AID 488862 was a primary screen carried out by the Broad Institute for compounds inhibiting the prion protein 5′ UTR mRNA using a cell based (H4), reporter gene assay read out by bioluminescence44. The data set was from 2010 and covers 335,011 compounds were screened with 1169 deemed active. AID 504592 was a follow on screen of compounds assigned as active from AID 488862 using the luciferase reporter and luminescent readout. The data set is from 2011 and included 1,122 compounds with 540 deemed active.

AID 540333 was a screen carried out by the Southern Research Institute Specialized Bio-containment Screening Center for inhibitors of the Dengue fever virus using cells (BHK21 (C-13)) treated with Dengue virus 2 which were subsequently read out with a luminescent cell viability assay45. The PubCHEM bioassay annotations classed this as a cell based, cytotoxicity assay, read with luminescence. The data set is from 2011 and reports results from 10,240 compounds with 318 deemed active.

AID 1053175 was a screen carried out by the ICCB-Longwood Screening Facility for molecules inhibiting the growth of E. coli using measurements of absorbance at 600 nm on cultures46,47. Bioassay annotations were missing from the PubCHEM description, however, based on the protocol this was classed as an organism based functional assay read using light absorbance. The data set from 2016 provides results from 329,176 compounds with 702 deemed active.

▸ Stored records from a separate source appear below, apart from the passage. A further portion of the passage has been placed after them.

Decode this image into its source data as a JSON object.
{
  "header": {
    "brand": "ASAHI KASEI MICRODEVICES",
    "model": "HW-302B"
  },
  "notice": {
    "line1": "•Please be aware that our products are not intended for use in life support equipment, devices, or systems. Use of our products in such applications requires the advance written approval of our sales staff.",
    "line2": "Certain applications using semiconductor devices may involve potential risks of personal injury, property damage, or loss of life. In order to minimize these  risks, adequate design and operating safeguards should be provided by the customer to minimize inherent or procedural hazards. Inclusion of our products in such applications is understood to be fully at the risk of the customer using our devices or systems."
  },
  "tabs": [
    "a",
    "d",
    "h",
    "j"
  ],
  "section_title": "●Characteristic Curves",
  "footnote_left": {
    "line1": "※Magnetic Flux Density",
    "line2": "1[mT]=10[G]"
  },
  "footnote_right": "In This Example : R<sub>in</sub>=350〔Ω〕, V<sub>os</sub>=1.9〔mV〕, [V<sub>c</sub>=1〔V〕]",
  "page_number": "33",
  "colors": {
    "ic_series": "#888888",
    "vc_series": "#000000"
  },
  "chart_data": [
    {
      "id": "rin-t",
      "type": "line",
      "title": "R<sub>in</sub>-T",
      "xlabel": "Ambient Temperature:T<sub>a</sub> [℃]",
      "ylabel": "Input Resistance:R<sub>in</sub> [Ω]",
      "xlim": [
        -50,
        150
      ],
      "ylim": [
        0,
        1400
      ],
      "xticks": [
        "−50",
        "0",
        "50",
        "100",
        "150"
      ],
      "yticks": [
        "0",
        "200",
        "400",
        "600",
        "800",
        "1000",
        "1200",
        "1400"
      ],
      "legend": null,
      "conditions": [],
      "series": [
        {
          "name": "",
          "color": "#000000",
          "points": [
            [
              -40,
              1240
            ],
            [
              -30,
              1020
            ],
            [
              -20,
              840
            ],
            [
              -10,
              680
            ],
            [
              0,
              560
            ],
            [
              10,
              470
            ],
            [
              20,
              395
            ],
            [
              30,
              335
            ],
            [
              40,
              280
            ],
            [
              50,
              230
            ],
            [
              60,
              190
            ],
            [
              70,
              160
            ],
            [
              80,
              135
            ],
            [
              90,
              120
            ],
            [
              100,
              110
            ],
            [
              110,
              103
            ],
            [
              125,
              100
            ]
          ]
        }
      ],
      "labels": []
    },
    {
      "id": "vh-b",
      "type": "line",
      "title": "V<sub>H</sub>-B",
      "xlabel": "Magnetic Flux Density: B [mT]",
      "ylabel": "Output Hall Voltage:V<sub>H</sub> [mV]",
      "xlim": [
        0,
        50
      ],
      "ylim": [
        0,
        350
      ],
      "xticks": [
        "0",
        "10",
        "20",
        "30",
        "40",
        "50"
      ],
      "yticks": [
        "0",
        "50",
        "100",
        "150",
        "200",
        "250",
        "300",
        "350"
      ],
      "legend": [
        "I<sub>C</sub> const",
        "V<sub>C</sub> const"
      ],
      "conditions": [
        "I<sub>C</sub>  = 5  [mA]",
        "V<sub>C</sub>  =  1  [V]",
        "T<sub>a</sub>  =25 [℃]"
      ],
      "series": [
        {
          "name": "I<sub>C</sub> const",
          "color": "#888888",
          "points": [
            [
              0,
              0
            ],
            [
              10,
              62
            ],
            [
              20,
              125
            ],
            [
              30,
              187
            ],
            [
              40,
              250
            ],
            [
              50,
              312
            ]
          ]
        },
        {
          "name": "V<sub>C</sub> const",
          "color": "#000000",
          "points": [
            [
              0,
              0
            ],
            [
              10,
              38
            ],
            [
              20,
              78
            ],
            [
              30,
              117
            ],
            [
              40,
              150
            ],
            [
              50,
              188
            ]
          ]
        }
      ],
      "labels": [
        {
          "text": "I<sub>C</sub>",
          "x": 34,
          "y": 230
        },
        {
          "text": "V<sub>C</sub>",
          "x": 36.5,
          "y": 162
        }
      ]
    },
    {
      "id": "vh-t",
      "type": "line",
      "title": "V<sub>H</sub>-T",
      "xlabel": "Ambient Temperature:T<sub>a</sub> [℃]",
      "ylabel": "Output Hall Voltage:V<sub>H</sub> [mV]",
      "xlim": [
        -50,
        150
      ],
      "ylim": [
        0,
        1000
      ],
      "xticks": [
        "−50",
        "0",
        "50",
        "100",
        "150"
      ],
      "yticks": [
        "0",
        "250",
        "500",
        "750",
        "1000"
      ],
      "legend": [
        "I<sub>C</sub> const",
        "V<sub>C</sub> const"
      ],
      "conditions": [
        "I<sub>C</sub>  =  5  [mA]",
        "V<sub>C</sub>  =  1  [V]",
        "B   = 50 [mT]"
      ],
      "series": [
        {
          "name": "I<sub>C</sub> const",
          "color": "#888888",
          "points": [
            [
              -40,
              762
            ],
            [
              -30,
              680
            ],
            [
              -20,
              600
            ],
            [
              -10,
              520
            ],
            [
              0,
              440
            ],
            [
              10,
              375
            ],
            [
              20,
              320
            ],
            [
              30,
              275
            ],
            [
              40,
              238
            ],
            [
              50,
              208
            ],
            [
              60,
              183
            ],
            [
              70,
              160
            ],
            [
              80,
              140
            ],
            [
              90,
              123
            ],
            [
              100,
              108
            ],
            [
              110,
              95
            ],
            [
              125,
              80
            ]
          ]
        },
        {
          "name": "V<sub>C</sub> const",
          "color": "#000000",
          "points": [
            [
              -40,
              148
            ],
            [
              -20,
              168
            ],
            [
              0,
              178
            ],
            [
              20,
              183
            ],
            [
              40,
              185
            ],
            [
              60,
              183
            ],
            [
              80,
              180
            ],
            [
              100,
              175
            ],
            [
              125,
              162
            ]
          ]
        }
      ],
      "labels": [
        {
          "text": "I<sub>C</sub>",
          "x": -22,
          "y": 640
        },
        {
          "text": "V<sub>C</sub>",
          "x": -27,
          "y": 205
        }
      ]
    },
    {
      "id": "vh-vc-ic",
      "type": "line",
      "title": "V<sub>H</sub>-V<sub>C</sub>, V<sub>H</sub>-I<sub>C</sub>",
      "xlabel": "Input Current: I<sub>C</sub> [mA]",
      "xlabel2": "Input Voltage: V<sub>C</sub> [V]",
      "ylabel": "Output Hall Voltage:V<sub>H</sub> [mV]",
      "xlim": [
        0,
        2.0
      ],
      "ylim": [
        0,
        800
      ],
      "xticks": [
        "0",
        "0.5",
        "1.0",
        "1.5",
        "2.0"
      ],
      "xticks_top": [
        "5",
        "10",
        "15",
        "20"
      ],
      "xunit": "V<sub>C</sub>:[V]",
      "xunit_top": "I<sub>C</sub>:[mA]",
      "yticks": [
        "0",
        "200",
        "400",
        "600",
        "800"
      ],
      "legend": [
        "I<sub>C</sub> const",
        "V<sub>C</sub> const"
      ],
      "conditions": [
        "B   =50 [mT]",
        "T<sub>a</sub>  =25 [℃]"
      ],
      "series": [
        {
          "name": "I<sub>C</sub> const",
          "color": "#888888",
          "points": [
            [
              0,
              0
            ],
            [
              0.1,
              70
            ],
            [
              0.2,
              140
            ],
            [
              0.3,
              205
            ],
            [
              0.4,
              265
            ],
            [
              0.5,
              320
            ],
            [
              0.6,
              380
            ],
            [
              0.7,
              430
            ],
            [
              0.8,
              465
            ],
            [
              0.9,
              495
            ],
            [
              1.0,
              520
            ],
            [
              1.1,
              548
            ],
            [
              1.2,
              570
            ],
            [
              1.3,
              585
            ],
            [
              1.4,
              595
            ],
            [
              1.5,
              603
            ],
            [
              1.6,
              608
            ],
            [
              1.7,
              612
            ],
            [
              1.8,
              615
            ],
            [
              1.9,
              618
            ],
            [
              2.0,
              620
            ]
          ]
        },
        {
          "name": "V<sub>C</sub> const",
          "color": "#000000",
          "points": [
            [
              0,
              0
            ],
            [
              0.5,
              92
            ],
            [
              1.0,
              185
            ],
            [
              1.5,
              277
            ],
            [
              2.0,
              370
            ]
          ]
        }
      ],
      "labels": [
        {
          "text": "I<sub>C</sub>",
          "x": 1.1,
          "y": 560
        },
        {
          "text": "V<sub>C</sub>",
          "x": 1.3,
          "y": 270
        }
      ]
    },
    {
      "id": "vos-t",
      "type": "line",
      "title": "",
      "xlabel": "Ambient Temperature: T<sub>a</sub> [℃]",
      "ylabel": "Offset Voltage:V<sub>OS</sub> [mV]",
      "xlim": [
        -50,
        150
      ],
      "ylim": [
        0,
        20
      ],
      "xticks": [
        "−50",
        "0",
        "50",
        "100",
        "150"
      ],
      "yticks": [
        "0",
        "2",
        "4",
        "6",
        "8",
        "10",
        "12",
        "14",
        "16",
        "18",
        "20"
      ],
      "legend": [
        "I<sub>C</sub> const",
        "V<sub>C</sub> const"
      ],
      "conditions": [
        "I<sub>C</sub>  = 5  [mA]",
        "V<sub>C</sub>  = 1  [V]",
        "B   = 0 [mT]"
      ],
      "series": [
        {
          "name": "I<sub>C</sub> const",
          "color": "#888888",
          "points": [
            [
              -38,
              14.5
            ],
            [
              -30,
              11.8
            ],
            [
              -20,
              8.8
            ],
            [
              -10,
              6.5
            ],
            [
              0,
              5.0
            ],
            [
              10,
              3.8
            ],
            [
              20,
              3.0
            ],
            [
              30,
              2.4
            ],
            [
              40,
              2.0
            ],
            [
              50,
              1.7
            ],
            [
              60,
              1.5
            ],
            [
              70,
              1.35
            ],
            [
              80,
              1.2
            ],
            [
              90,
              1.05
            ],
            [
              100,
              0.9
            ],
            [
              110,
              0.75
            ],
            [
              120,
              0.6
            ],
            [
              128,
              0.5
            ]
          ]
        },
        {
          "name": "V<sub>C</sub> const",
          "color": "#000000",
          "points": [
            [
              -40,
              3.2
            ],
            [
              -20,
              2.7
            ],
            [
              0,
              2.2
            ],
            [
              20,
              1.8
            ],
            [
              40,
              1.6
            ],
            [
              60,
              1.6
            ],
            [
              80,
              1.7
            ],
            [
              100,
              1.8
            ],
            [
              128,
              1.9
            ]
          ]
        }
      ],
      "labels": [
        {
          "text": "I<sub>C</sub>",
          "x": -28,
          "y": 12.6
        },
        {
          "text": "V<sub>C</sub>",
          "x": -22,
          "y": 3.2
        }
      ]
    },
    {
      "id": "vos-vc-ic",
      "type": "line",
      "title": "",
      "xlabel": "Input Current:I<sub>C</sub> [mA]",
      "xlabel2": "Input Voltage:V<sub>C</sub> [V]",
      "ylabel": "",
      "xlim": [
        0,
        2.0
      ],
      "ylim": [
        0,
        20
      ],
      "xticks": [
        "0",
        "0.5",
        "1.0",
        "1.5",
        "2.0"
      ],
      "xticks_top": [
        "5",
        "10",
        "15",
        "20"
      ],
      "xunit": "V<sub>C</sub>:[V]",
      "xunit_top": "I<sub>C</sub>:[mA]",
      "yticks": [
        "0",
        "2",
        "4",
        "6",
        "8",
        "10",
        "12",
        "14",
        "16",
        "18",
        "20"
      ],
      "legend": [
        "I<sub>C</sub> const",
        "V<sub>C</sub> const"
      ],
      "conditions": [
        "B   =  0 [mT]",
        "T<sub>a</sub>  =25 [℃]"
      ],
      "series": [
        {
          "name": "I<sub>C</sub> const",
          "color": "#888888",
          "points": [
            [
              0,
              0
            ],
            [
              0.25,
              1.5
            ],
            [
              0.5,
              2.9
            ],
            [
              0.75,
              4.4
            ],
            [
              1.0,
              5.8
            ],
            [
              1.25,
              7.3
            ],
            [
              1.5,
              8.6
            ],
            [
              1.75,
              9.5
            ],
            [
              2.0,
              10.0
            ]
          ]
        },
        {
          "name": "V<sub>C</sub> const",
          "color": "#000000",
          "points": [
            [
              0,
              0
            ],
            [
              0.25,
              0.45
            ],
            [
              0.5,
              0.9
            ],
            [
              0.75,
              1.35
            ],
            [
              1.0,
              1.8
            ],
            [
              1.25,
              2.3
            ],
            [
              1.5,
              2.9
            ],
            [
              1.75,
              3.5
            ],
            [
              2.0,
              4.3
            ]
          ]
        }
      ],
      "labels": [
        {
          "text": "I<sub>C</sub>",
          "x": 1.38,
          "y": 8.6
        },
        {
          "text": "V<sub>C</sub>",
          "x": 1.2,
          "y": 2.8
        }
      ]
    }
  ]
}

AID 1224905 employed a polarization assay involving displacement of a short FITC labelled GIV peptide to screen for small molecules disrupting the interaction between Gαi and GIV (Gα-interacting vesicle-associated protein)48. Bioassay annotations were missing from the PubCHEM description, however, based on the protocol this was classed as a biochemical displacement assay read using fluorescence polarization. The study was carried out by the ICCB-Longwood Screening Facility. The data set is from 2017 and includes 206,873 compounds with 879 deemed active.

AID 1053188 was carried out by the Broad Institute using a cell based luciferase reporter assay read out by luminescence to screen for inhibitors of the cell surface receptor CD40. Bioassay annotations were missing from the PubCHEM description, however, based on the protocol this was classed as a cell-based (BL2), gene reporter assay read using bioluminescence. The data set from 2015 reports the results from 83,073 compounds with 780 deemed active. This screen was included due to 1512 compounds having 4 replicates.

AID 651654 was carried out by the Broad Institute to search for anti-cryptococcal compounds detected by release of adenylate kinase. The PubCHEM bioassay annotations classed this as an organism based, coupled enzyme activity assay, read with chemiluminescence. The data set from 2012 reports the results from 361,009 compounds with 735 deemed active.

Statistics and cheminformatics

Descriptive statistics, histograms, and distribution fitting were done using MS Excel. Structural clustering analysis and visualization were done using R (Version 3.4.4)49 with the ChemMineR (Version 2.30.2) package50,51,52. Compounds were filtered for PAINS using FAF-Drugs436 on the RBPS Web Portal34,35.